A fiery debate erupted in the ACT parliament after Labor and the Greens moved to prevent a potentially divisive vote on a motion that revealed a fracture within the coalition partnership.
Greens member for Yerrabi Andrew Braddock put forward a motion on Tuesday calling on the ACT government to halt future land sales in the Gungahlin town centre until a planning review is completed.
The Canberra Liberals supported the Greens motion, which Labor had signalled was at odds with the parliamentary agreement, but a vote on the motion was deferred, after all Labor and Greens members supported an adjournment.
Opposition whip Jeremy Hanson was scathing of the deferral and told the Assembly there was no reason to adjourn the vote.
"The Labor party and the Greens don't want to vote because they know the vote would be pretty embarrassing," Mr Hanson said.
Planning Minister Mick Gentleman called for debate to be adjourned, citing a possible conflict of interest with members who are on the Assembly's planning committee.
The planning committee is set to examine the proposed variation to the territory plan related to development in the Gungahlin town centre.
Greens committee member Jo Clay said the committee was advised of a possible conflict of interest, which the committee had not had a chance to properly examine.
But Liberals committee member Mark Parton argued that members of the committee could abstain from the vote.
Mr Braddock's motion called for the sales to be halted until the proposed variation was incorporated into the territory plan.
Opposition Leader Elizabeth Lee said Labor and the Greens had abused parliamentary procedure to block a vote.
"There is no reason that this matter should be adjourned with Labor and the Greens instead using numbers in the chamber to vote to protect their own political interests. They are making a mockery of our parliament and they should be ashamed of themselves," Ms Lee said.
Earlier in the day, Mr Braddock, who sponsored a petition last week calling for an auction of Gungahlin land to be halted, said the government could stand to make more money from the blocks if the planning system was improved.
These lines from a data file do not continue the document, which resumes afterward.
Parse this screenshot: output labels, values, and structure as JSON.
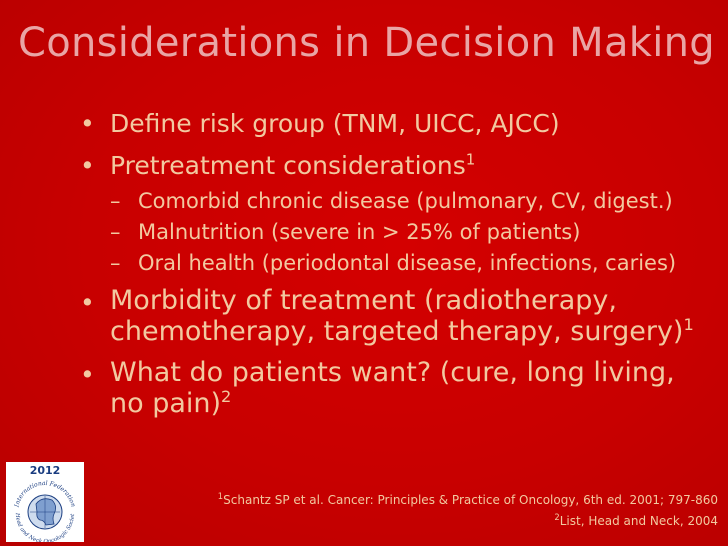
{
  "slide": {
    "title": "Considerations in Decision Making",
    "bullets": [
      {
        "text": "Define risk group (TNM, UICC, AJCC)"
      },
      {
        "text": "Pretreatment considerations",
        "sup": "1",
        "sub": [
          {
            "text": "Comorbid chronic disease (pulmonary, CV, digest.)"
          },
          {
            "text": "Malnutrition (severe in > 25% of patients)"
          },
          {
            "text": "Oral health (periodontal disease, infections, caries)"
          }
        ]
      },
      {
        "text": "Morbidity of treatment (radiotherapy, chemotherapy, targeted therapy, surgery)",
        "sup": "1"
      },
      {
        "text": "What do patients want? (cure, long living, no pain)",
        "sup": "2"
      }
    ],
    "references": [
      {
        "sup": "1",
        "text": "Schantz SP et al. Cancer: Principles & Practice of Oncology, 6th ed. 2001; 797-860"
      },
      {
        "sup": "2",
        "text": "List, Head and Neck, 2004"
      }
    ],
    "logo": {
      "year": "2012",
      "name": "International Federation of Head and Neck Oncologic Societies"
    }
  },
  "colors": {
    "background": "#cc0000",
    "title": "#e9a5a5",
    "text": "#f2c9a0",
    "logo_blue": "#1a3d80"
  }
}
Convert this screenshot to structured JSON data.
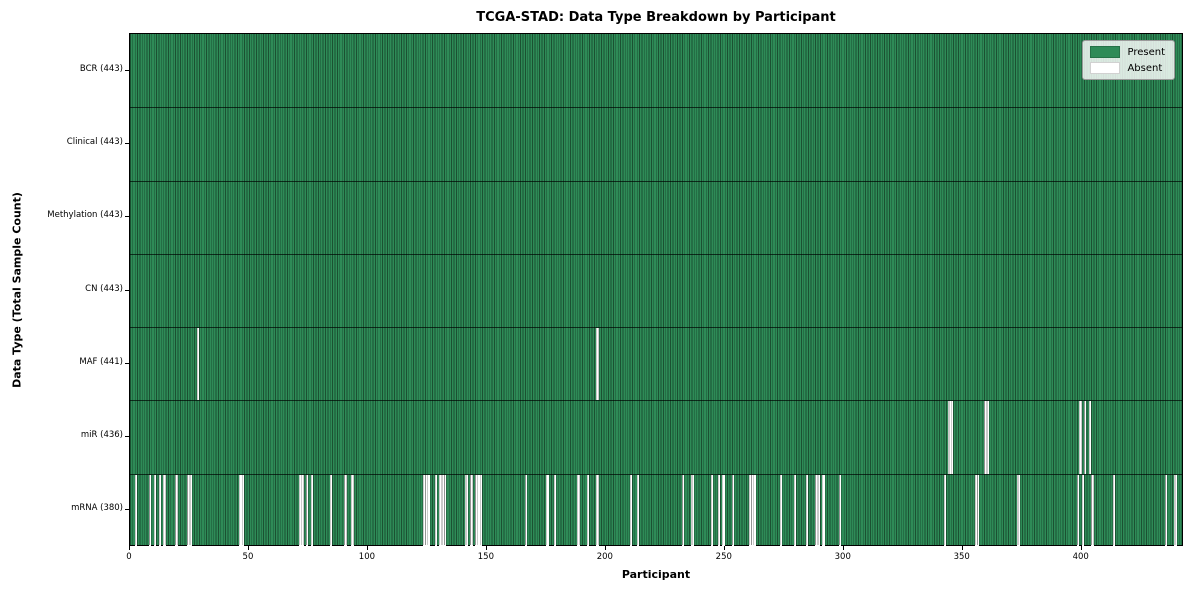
{
  "figure": {
    "title": "TCGA-STAD: Data Type Breakdown by Participant",
    "xlabel": "Participant",
    "ylabel": "Data Type (Total Sample Count)"
  },
  "legend": {
    "present_label": "Present",
    "absent_label": "Absent",
    "present_color": "#2e8b57",
    "absent_color": "#ffffff"
  },
  "chart_data": {
    "type": "heatmap",
    "title": "TCGA-STAD: Data Type Breakdown by Participant",
    "xlabel": "Participant",
    "ylabel": "Data Type (Total Sample Count)",
    "legend": [
      "Present",
      "Absent"
    ],
    "legend_position": "upper right",
    "grid": false,
    "n_participants": 443,
    "xlim": [
      0,
      443
    ],
    "x_ticks": [
      0,
      50,
      100,
      150,
      200,
      250,
      300,
      350,
      400
    ],
    "colors": {
      "present": "#2e8b57",
      "absent": "#ffffff",
      "edge": "#000000"
    },
    "rows": [
      {
        "data_type": "BCR",
        "label": "BCR (443)",
        "present_count": 443,
        "absent_participants": []
      },
      {
        "data_type": "Clinical",
        "label": "Clinical (443)",
        "present_count": 443,
        "absent_participants": []
      },
      {
        "data_type": "Methylation",
        "label": "Methylation (443)",
        "present_count": 443,
        "absent_participants": []
      },
      {
        "data_type": "CN",
        "label": "CN (443)",
        "present_count": 443,
        "absent_participants": []
      },
      {
        "data_type": "MAF",
        "label": "MAF (441)",
        "present_count": 441,
        "absent_participants": [
          28,
          196
        ]
      },
      {
        "data_type": "miR",
        "label": "miR (436)",
        "present_count": 436,
        "absent_participants": [
          344,
          345,
          359,
          360,
          399,
          401,
          403
        ]
      },
      {
        "data_type": "mRNA",
        "label": "mRNA (380)",
        "present_count": 380,
        "absent_participants": [
          2,
          8,
          10,
          12,
          14,
          19,
          24,
          25,
          46,
          47,
          71,
          72,
          74,
          76,
          84,
          90,
          93,
          123,
          124,
          125,
          128,
          130,
          131,
          132,
          141,
          143,
          145,
          146,
          147,
          166,
          175,
          178,
          188,
          192,
          196,
          210,
          213,
          232,
          236,
          244,
          247,
          249,
          253,
          260,
          261,
          262,
          273,
          279,
          284,
          288,
          289,
          291,
          298,
          342,
          355,
          356,
          373,
          398,
          400,
          404,
          413,
          435,
          439
        ]
      }
    ]
  }
}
"The land will eventually be sold in some form or another. If anything, if we get the mix right, it'll become more valuable, because those who wish to live close to green spaces or community spaces, or employment, would be prepared to pay more for their particular housing choice," Mr Braddock said.
The petition, put forward by the Gungahlin Community Council, called for the auction of four blocks in the Gungahlin town centre on Wednesday to be stopped.
Mr Braddock's motion did not call for those auctions to be stopped but it does ask that no further sales are made until variations are made to the territory plan.
The Greens move has caused fractures in its coalition with Labor, after Housing Minister Yvette Berry confirmed the auction would go ahead on Wednesday.
Ms Berry indicated to the Assembly that the motion was not consistent with the Labor-Greens power-sharing agreement, which has committed to building more public, community and affordable housing.
"It's important to refer to the parliamentary agreement of this Labor-Greens government and its commitment to more housing," Ms Berry said.
"We all need to remember that the parliamentary agreement says we will increase the housing supply to meet increased demand, we'll build 400 new public housing dwellings, we'll build 600 more affordable rentals.
"And finally, especially relevant is motion, we will build at least 70% of new housing within Canberra's existing footprint."
The four Gungahlin blocks could see up to 454 units built and of those at least 76 must be affordable and eight must be public housing.
Greens leader Shane Rattenbury last week confirmed all Greens members supported Mr Braddock's move and that it was not at odds with the parliamentary agreement.
Mr Rattenbury said the party was committed to creating a city that supported community needs, green space and urban heritage.
"It is evident that there are significant planning challenges in the Gungahlin town centre. The community has repeatedly asked for increased green space, community facilities and commercial opportunities to build a more viable place to live," Mr Rattenbury said.
The Suburban Land Agency met with representatives from the Gungahlin Community Council last week to discuss the petition.
An ACT government spokeswoman said the sales conditions of the blocks were amended to make sure development proposals on the sites are referred to the National Capital Design Review Panel.